Vice-Dean, Education, Duke-NUS Medical School
Co-Director, Academic Medicine Education Institute (AM.EI)

Professor Curran has a distinguished track record in medical education leadership, policy and professional regulation and is recognised as an expert in the field of medical education and transformational leadership.

Over the last 20 years, he has championed human factors in healthcare, promoted patient safety education and driven clinical service reform. He has been extensively involved in health professions, undergraduate medical education, postgraduate medical education and training, as well as continuing professional development and executive leadership development. He has been a professional regulator, education commissioner, national policy adviser and international consultant in education and leadership development. He has been a clinical adviser to the UK Departments of Health, NHS England and NHS Health Education England.

He was the Distinguished Academician for the Academy of Medicine Singapore when he gave the Inaugural AM.EI Tan Yew Hock Distinguished Lecture at the SingHealth Academia in November 2016. He is a Harvard Macy Scholar (2010) and was appointed as an Adjunct Associate Professor at the Massachusetts General Hospital Institute of Health Professions in Boston, USA in 2017.

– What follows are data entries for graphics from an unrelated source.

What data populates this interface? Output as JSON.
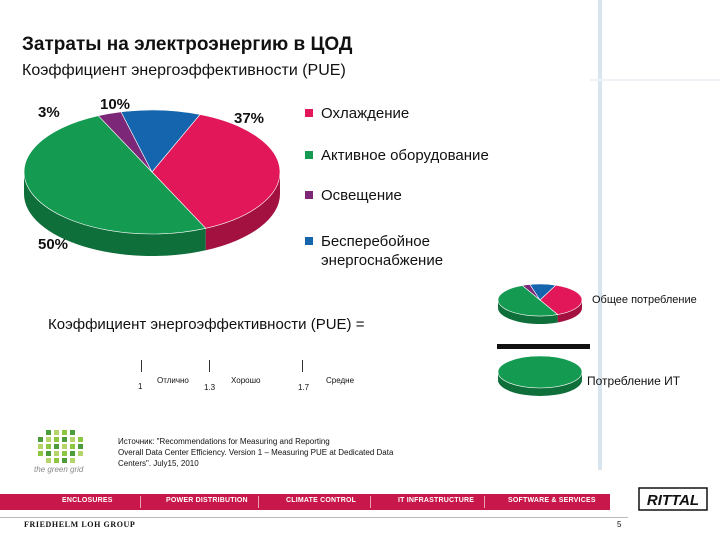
{
  "title": "Затраты на электроэнергию в ЦОД",
  "subtitle": "Коэффициент энергоэффективности (PUE)",
  "chart_data": [
    {
      "type": "pie",
      "categories": [
        "Охлаждение",
        "Активное оборудование",
        "Освещение",
        "Бесперебойное энергоснабжение"
      ],
      "values": [
        37,
        50,
        3,
        10
      ],
      "value_labels": [
        "37%",
        "50%",
        "3%",
        "10%"
      ],
      "colors": [
        "#e2175a",
        "#159a52",
        "#7c2778",
        "#1465ad"
      ],
      "legend_position": "right"
    },
    {
      "type": "pie",
      "label": "Общее потребление",
      "values": [
        37,
        50,
        3,
        10
      ],
      "colors": [
        "#e2175a",
        "#159a52",
        "#7c2778",
        "#1465ad"
      ]
    },
    {
      "type": "pie",
      "label": "Потребление ИТ",
      "values": [
        100
      ],
      "colors": [
        "#159a52"
      ]
    }
  ],
  "colors": {
    "cooling": "#e2175a",
    "equipment": "#159a52",
    "lighting": "#7c2778",
    "ups": "#1465ad",
    "brand": "#c8174a"
  },
  "pue": {
    "formula_label": "Коэффициент энергоэффективности (PUE) =",
    "numerator_label": "Общее потребление",
    "denominator_label": "Потребление ИТ",
    "scale": [
      {
        "value": "1",
        "label": "Отлично"
      },
      {
        "value": "1.3",
        "label": "Хорошо"
      },
      {
        "value": "1.7",
        "label": "Средне"
      }
    ]
  },
  "source": {
    "logo_text": "the green grid",
    "logo_icon": "green-grid-logo-icon",
    "line1": "Источник: \"Recommendations for Measuring and Reporting",
    "line2": "Overall Data Center Efficiency. Version 1 – Measuring PUE at Dedicated Data",
    "line3": "Centers\". July15, 2010"
  },
  "footer": {
    "nav": [
      "ENCLOSURES",
      "POWER DISTRIBUTION",
      "CLIMATE CONTROL",
      "IT INFRASTRUCTURE",
      "SOFTWARE & SERVICES"
    ],
    "company": "FRIEDHELM LOH GROUP",
    "brand": "RITTAL",
    "page": "5"
  }
}
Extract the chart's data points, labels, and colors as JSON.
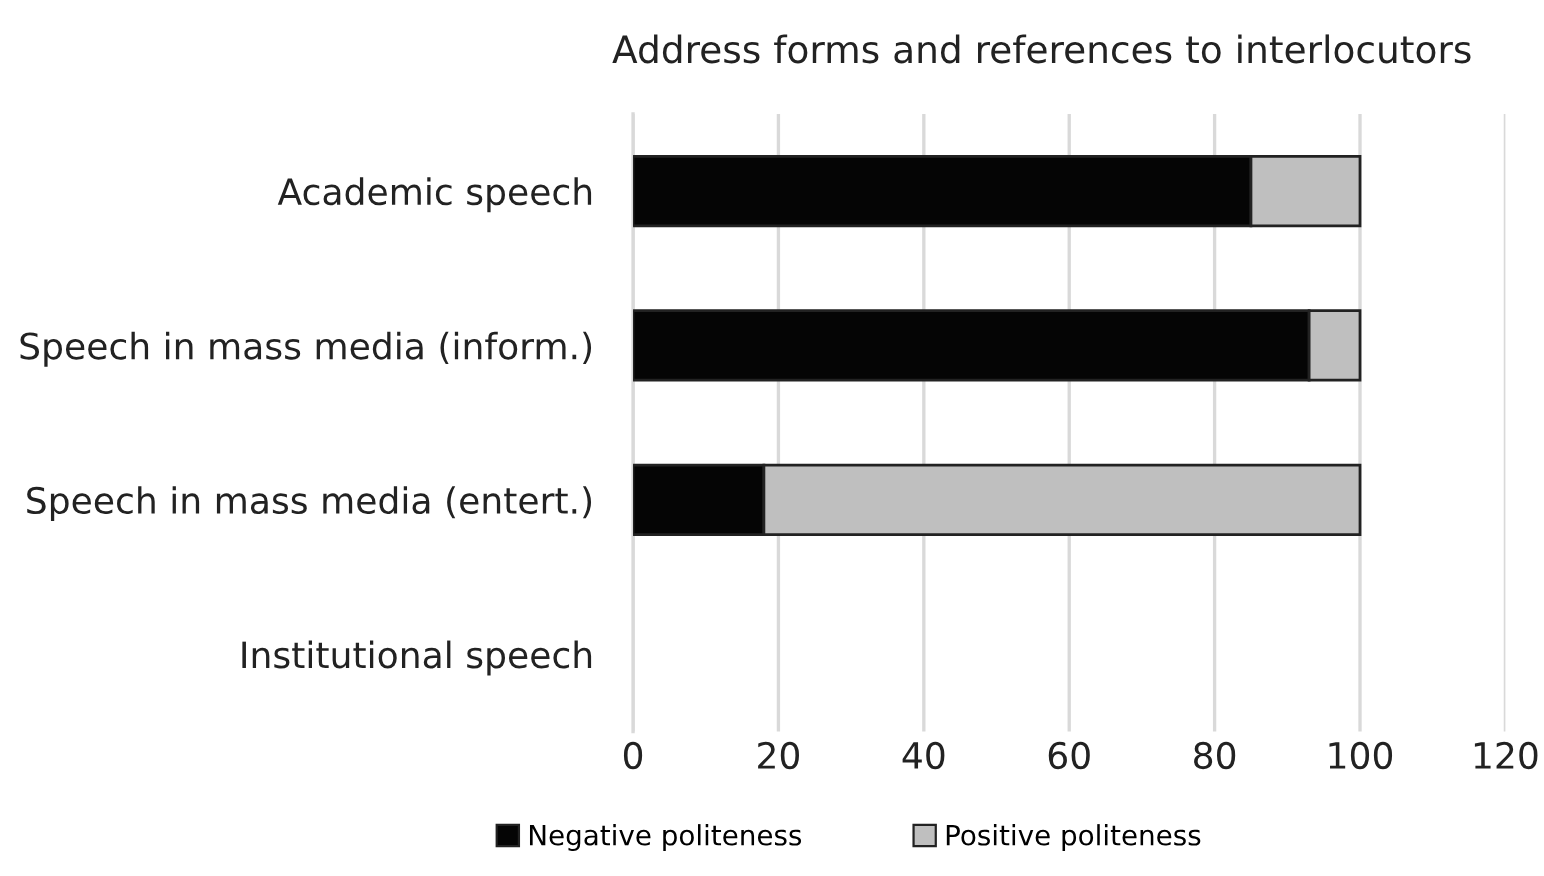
{
  "chart_data": {
    "type": "bar",
    "orientation": "horizontal",
    "stacked": true,
    "title": "Address forms and references to interlocutors",
    "categories": [
      "Academic speech",
      "Speech in mass media (inform.)",
      "Speech in mass media (entert.)",
      "Institutional speech"
    ],
    "series": [
      {
        "name": "Negative politeness",
        "color": "#050505",
        "values": [
          85,
          93,
          18,
          null
        ]
      },
      {
        "name": "Positive politeness",
        "color": "#bfbfbf",
        "values": [
          15,
          7,
          82,
          null
        ]
      }
    ],
    "xlim": [
      0,
      120
    ],
    "xticks": [
      0,
      20,
      40,
      60,
      80,
      100,
      120
    ],
    "grid": "x",
    "legend": "bottom"
  }
}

Professor Curran has received the prestigious BMJ Award for Excellence in Healthcare Education in 2011 for his work leading London’s Simulation and Technology-Enhanced Learning Initiative (STELI). He received a UK National Clinical Excellence Award in 2010 and the national HSJ Award for Patient Safety in 2009. He was elected as a Fellow of the Royal College of Physicians of London and Fellow of the Royal College of Physicians of Edinburgh in 2018 for his pioneering education work supporting development of the East, Central and Southern African College of Physicians. He has been awarded an honorary Fellowship of the Australian Orthopaedic Association and Fellowship of the US Society for Simulation in Healthcare. Closer to home he has also been elected a Fellow of the Academy of Medicine, Singapore, College of Clinical Educators.